The government has been poking holes in the EPF in quite a few ways in recent times. The message from these tweaks seems to be that we now need to rely less on government agencies like the EPFO, to save for retirement.

No pension from EPF

It is common knowledge that 12 per cent of your basic pay and dearness allowance (DA) go towards your EPF account every month and a matching sum is put in by your employer.

But actually, 8.33 per cent from the employer’s contribution goes towards the Employee Pension Scheme and only the remaining goes into the EPF.

But this pension option was withdrawn for new employees whose basic pay plus DA exceeded ₹15,000, who joined the workforce from September 1, 2014.

Pat for NPS

This move to remove pension benefits for higher-income employees should be seen as the first signal that the onus of retirement savings is to shift from the government to the individual.

The second move in this direction are measures to make the market-linked New Pension System (NPS) more attractive. The additional tax deduction of ₹50,000 for investment in NPS in Budget 2015 outside of the ₹1.5 lakh 80C deduction points to this line of thought.

When you turn 60, at least 40 per cent of your NPS corpus is required to be invested in an annuity scheme from an insurer within three years.

The remaining can be withdrawn as lumpsum anytime up to the age of 70. Earlier, the entire corpus was taxable on withdrawal.

But Budget 2016 has helped NPS investors breathe easy by declaring that 40 per cent of the corpus will be tax-free on withdrawal. Besides, NPS was tweaked in mid-2015 by relaxing pre-mature withdrawal rules.

Earlier, if you withdrew before the age of 60, 80 per cent of the amount had to be used for purchasing an annuity. But the relaxation announced last year said that you could withdraw up to 25 per cent of your contribution (for specified expenses such as child’s education, illness, etc) if you have been with the NPS for at least 10 years.

A total of three withdrawals with a gap of five years between each have now been allowed.

Further constraints in EPF

At the same time, EPF withdrawal rules were made more stringent in early February 2016 just before the Budget.

Say, you are 30 now and 10 years later, you decide to quit working as you have a business idea and dream about being an entrepreneur.
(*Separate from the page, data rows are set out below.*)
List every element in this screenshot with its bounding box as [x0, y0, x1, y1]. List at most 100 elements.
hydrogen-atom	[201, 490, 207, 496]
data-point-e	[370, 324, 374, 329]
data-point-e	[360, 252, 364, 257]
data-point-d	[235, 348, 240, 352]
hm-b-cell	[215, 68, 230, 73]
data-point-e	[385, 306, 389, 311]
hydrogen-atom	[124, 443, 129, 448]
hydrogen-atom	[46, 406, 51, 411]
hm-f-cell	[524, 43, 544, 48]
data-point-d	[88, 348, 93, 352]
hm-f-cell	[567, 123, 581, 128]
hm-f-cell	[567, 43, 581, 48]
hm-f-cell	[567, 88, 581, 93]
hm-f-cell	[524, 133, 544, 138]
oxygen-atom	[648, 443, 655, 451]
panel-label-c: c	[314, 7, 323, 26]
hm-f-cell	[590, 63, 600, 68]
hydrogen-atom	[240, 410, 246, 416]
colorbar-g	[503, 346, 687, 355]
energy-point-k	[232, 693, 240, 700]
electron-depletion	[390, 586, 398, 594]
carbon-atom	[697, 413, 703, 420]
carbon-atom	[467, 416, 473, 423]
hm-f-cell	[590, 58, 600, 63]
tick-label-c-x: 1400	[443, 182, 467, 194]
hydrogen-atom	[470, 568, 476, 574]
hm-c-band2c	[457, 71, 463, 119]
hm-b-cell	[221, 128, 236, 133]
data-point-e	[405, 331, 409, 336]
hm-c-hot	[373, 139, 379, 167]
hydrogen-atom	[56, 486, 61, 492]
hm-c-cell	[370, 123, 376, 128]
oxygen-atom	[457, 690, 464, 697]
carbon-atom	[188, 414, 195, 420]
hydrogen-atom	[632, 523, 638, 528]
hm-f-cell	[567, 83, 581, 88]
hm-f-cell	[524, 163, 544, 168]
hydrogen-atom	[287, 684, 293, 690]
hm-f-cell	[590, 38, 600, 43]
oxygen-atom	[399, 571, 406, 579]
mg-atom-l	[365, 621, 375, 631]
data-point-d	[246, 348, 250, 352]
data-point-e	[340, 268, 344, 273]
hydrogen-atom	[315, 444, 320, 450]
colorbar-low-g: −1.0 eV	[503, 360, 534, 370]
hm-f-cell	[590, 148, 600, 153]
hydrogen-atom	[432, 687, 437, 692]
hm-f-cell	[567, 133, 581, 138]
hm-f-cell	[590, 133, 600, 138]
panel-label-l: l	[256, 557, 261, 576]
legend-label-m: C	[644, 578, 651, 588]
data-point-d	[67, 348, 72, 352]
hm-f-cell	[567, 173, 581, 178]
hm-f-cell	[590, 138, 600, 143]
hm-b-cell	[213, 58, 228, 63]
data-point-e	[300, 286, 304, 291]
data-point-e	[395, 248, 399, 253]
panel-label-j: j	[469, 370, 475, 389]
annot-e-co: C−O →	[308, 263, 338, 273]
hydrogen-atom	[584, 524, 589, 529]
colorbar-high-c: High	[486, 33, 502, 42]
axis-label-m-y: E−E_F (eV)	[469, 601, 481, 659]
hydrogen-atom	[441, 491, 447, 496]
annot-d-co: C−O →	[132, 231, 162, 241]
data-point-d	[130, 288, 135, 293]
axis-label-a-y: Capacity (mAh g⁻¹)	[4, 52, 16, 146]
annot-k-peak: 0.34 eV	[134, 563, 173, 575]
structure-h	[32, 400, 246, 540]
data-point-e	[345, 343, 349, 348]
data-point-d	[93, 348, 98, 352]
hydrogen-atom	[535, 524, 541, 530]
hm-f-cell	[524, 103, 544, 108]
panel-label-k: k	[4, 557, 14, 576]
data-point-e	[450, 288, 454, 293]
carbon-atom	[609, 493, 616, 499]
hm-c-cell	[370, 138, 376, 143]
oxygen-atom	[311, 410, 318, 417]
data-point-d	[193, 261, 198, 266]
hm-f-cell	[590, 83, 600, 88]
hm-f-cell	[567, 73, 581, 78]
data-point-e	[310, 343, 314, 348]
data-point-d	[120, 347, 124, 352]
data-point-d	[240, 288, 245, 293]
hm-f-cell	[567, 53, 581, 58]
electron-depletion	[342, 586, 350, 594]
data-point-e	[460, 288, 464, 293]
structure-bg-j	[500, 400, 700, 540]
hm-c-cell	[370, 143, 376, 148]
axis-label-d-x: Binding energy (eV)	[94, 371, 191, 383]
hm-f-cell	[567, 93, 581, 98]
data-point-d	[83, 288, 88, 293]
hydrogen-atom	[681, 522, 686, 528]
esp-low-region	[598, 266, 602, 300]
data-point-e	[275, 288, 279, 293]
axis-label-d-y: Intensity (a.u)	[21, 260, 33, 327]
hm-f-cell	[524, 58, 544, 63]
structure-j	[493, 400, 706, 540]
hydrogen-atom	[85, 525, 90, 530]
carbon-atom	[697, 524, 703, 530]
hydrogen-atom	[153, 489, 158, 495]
Earlier, you could withdraw your EPF balance entirely when you left a salaried job and didn’t join another.

Recent changes now mandate that only the employee’s contribution and interest thereon can be withdrawn this way.

The employer’s contribution will be locked in till you turn 58.
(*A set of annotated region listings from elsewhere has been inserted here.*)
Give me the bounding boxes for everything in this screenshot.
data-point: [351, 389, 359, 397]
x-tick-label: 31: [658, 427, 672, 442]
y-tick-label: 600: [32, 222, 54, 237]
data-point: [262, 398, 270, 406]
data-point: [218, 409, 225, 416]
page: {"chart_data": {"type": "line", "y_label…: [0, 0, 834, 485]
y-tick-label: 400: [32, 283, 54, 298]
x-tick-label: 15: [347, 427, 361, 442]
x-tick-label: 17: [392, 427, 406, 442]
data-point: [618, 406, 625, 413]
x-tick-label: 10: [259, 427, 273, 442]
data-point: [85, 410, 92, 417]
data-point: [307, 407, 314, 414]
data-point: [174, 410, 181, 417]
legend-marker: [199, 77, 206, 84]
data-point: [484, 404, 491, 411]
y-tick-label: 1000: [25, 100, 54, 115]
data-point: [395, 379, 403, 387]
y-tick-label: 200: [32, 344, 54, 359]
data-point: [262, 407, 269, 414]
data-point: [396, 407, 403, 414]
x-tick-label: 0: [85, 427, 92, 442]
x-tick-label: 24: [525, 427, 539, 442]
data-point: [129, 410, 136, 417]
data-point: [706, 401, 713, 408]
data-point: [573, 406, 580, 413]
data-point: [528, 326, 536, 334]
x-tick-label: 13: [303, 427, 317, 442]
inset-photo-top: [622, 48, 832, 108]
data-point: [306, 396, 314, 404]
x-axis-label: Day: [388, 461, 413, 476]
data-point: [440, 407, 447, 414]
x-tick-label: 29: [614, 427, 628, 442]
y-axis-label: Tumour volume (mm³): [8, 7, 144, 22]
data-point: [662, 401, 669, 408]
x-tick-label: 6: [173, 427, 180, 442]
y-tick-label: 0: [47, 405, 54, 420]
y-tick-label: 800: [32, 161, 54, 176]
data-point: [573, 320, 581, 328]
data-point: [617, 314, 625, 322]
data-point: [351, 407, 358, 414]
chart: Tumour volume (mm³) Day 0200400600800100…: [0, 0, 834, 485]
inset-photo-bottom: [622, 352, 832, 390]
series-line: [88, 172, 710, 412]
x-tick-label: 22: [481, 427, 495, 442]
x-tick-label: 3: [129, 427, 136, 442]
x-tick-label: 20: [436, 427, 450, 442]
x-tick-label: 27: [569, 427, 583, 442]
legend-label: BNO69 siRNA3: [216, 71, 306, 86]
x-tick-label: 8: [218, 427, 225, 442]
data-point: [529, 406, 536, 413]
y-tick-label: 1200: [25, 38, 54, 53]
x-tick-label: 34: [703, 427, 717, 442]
The intention seems to be to protect at least part of the retirement nest-egg and perhaps make up for the removal of the pension scheme for new employees in some way.
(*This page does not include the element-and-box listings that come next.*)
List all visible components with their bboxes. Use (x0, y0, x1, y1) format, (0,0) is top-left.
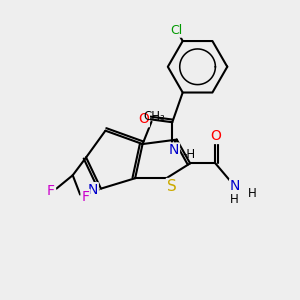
Text: O: O (210, 129, 221, 143)
Text: F: F (47, 184, 55, 198)
Text: H: H (248, 187, 256, 200)
Text: CH₃: CH₃ (143, 110, 165, 123)
Text: S: S (167, 179, 177, 194)
Text: N: N (87, 183, 98, 197)
Text: H: H (230, 193, 239, 206)
Text: F: F (82, 190, 89, 204)
Text: O: O (138, 112, 149, 126)
Text: N: N (230, 179, 241, 193)
Text: N: N (169, 143, 179, 158)
Text: Cl: Cl (170, 24, 183, 37)
Text: -H: -H (182, 148, 195, 160)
But it raises two questions. One, why would someone withdrawing his contribution and interest at an early age be keen to buy an annuity to avoid paying taxes?

Two, even when one withdraws the employer’s contribution at 58, if one has to buy an annuity to avoid tax, the much smaller size of the corpus may not fetch a decent monthly annuity.

Tightening rules for the EPF mean that you can no longer ignore the NPS as a retirement option.

Unlike the EPF which gives out interest at declared rates by the government, you can choose to invest a greater sum in equities in the NPS and earn higher returns if you have the risk appetite. If your employer offers the Corporate NPS option instead of subscription to the EPF, you can consider that too.

This apart, you can also diversify savings for your retirement by investing in the PPF, which is run by the post office.

Although interest rates for PPF are proposed to be reset every quarter, it is among the few instruments that offers tax exemption for investment, interest and withdrawal presently.

You can also invest monthly sums in good mutual fund schemes to build a retirement corpus.